Cinema | Lições do último dia de Yitzhak Rabin

Olhar para o passado ainda é a melhor forma de entender as armadilhas do presente para tentar projetar as saídas do futuro.

Jorge Mauricio Klanovicz |

Acabei de assistir ao filme ‘O último dia de Yitzhak Rabin’, dirigido por Amos Gitai, que é uma interessante mistura de documentário e thriller político. A produção é de 2015, mas somente agora chegou a algumas salas de cinema brasileiras. O centro é o assassinato do então primeiro-ministro de Israel, em 1995, por Yigal Amir, um fanático religioso de extrema-direita inconformado com o processo de diálogo à época em curso com os palestinos. Esse processo teve seu ponto alto com os chamados acordos de Oslo e o icônico aperto de mãos entre Rabin e Yasser Arafat.

O filme, todavia, vai muito além do mero relato do dia do crime ou de suas causas imediatas. Trata-se de uma abordagem que ajuda a jogar luz sobre uma série de origens – no sentido que Hannah Arendt empresta ao termo, ou seja, não simples causas, mas antecedentes mais complexos – da tragédia atual no Oriente Médio.

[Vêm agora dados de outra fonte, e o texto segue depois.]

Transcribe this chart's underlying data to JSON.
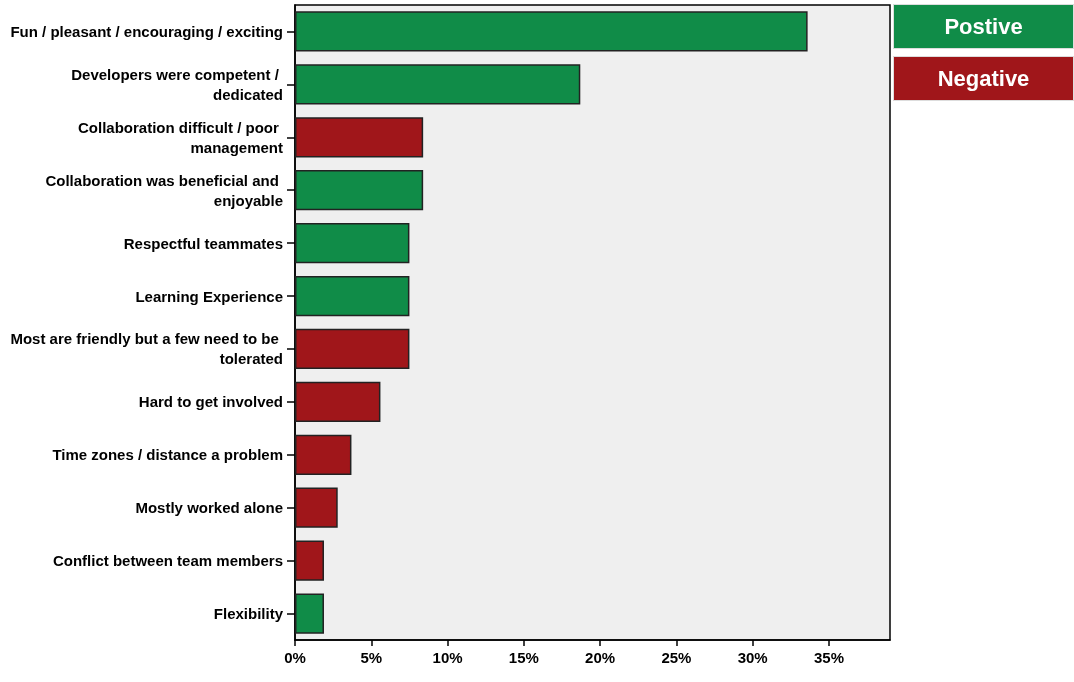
{
  "chart_data": {
    "type": "bar",
    "orientation": "horizontal",
    "categories": [
      "Fun / pleasant / encouraging / exciting",
      "Developers were competent / dedicated",
      "Collaboration difficult / poor management",
      "Collaboration was beneficial and enjoyable",
      "Respectful teammates",
      "Learning Experience",
      "Most are friendly but a few need to be tolerated",
      "Hard to get involved",
      "Time zones / distance a problem",
      "Mostly worked alone",
      "Conflict between team members",
      "Flexibility"
    ],
    "series": [
      {
        "name": "Postive",
        "color": "#108c48",
        "values": [
          33.6,
          18.7,
          null,
          8.4,
          7.5,
          7.5,
          null,
          null,
          null,
          null,
          null,
          1.9
        ]
      },
      {
        "name": "Negative",
        "color": "#a0161a",
        "values": [
          null,
          null,
          8.4,
          null,
          null,
          null,
          7.5,
          5.6,
          3.7,
          2.8,
          1.9,
          null
        ]
      }
    ],
    "xlim": [
      0,
      39
    ],
    "xticks": [
      {
        "value": 0,
        "label": "0%"
      },
      {
        "value": 5,
        "label": "5%"
      },
      {
        "value": 10,
        "label": "10%"
      },
      {
        "value": 15,
        "label": "15%"
      },
      {
        "value": 20,
        "label": "20%"
      },
      {
        "value": 25,
        "label": "25%"
      },
      {
        "value": 30,
        "label": "30%"
      },
      {
        "value": 35,
        "label": "35%"
      }
    ],
    "legend": "top right"
  }
}
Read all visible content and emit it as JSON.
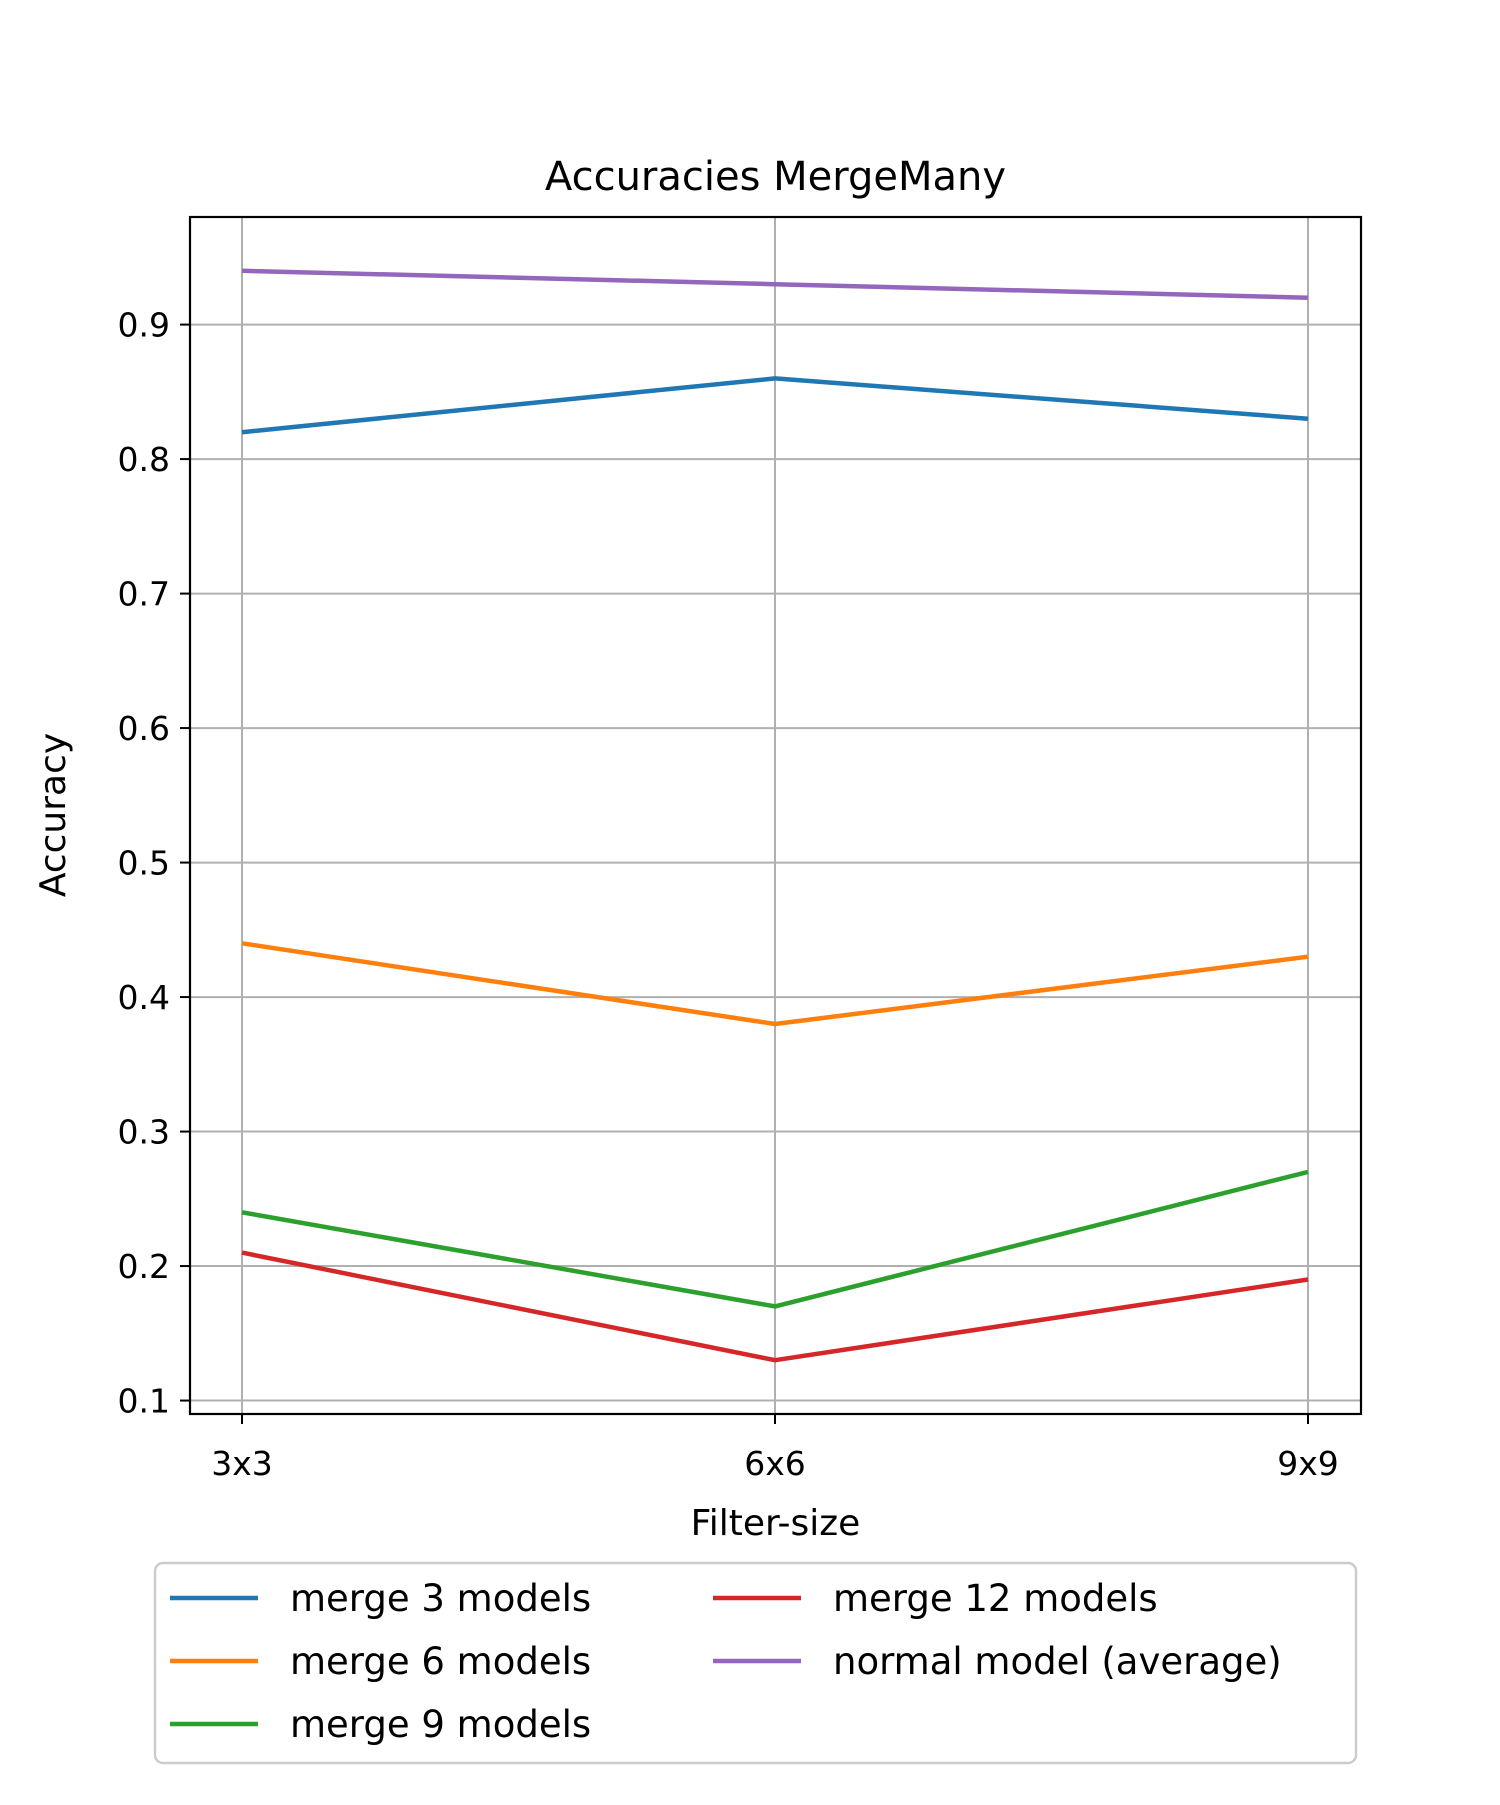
{
  "chart_data": {
    "type": "line",
    "title": "Accuracies MergeMany",
    "xlabel": "Filter-size",
    "ylabel": "Accuracy",
    "categories": [
      "3x3",
      "6x6",
      "9x9"
    ],
    "yticks": [
      0.1,
      0.2,
      0.3,
      0.4,
      0.5,
      0.6,
      0.7,
      0.8,
      0.9
    ],
    "ylim": [
      0.09,
      0.98
    ],
    "grid": true,
    "legend_position": "below",
    "series": [
      {
        "name": "merge 3 models",
        "color": "#1f77b4",
        "values": [
          0.82,
          0.86,
          0.83
        ]
      },
      {
        "name": "merge 6 models",
        "color": "#ff7f0e",
        "values": [
          0.44,
          0.38,
          0.43
        ]
      },
      {
        "name": "merge 9 models",
        "color": "#2ca02c",
        "values": [
          0.24,
          0.17,
          0.27
        ]
      },
      {
        "name": "merge 12 models",
        "color": "#d62728",
        "values": [
          0.21,
          0.13,
          0.19
        ]
      },
      {
        "name": "normal model (average)",
        "color": "#9467bd",
        "values": [
          0.94,
          0.93,
          0.92
        ]
      }
    ]
  }
}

Yitzhak Rabin e Yasser Arafat durante a assinatura dos Acordos de Oslo em 1993

Nesse sentido, uma cena em especial merece menção. Para apurar se houve falhas dos órgãos de segurança no dia do assassinato, uma espécie de comitê de juristas foi constituído. Seus membros têm em geral uma postura típica da burocracia estatal que bem conhecemos: são legalistas e defendem que o comitê se limite estritamente às suas atribuições. Uma assessora do comitê, no entanto, faz um alerta relevante. Segundo ela, não é possível compreender o crime – e os erros que levaram a ele – sem entender o processo histórico em curso desde pelo menos 1967.

Nesse ano, Israel, numa guerra que durou apenas seis dias, derrotou diversos países árabes e ampliou de modo expressivo seus domínios. Essa vitória foi interpretada em termos teológicos por uma parcela da comunidade judaica. Inicialmente restrito a ultraortodoxos fanatizados, tal setor não foi levado a sério ou combatido. Mas com a ascensão da direita ao poder nos anos 1970 – uma novidade para o então jovem país, que desde sua fundação fora governado pelo Partido Trabalhista – essa visão ultraortodoxa, que não reconhece a existência dos palestinos ou os concebe como um povo inferior a ser colonizado, ganha força e estímulo do próprio Estado.

A ocupação de terras palestinas por colonos judeus (figuras cujas mentes são, com sinal invertido, em tudo semelhantes às mentes do Hamas) salta a centenas de milhares ao longo dos anos. Essa política leva a uma escalada da tensão e do ódio, seja entre israelenses e palestinos, seja internamente à sociedade israelense.

Em suma, a própria democracia de Israel – única democracia constitucional do Oriente Médio, como se orgulham os israelenses – resta fragilizada por atos tolerados (e estimulados) pelo Estado. E esse processo de fragilização – iniciado lá em 1967 por um número limitado de extremistas, segundo a sagaz observação da assessora do comitê – hoje segue em pleno curso, sob um governo que, no plano interno, avança sobre a independência do Poder Judiciário e, no plano externo, viola sistematicamente o Direito Internacional Humanitário.

Enfim, das inúmeras lições da morte de Yitzhak Rabin e da tragédia em curso em Gaza, a mais óbvia é: a democracia constitucional não pode ser um pacto suicida. Não se pode menosprezar ou tolerar fanáticos – de qualquer credo – cujo projeto seja abolir a própria democracia e a diversidade humana.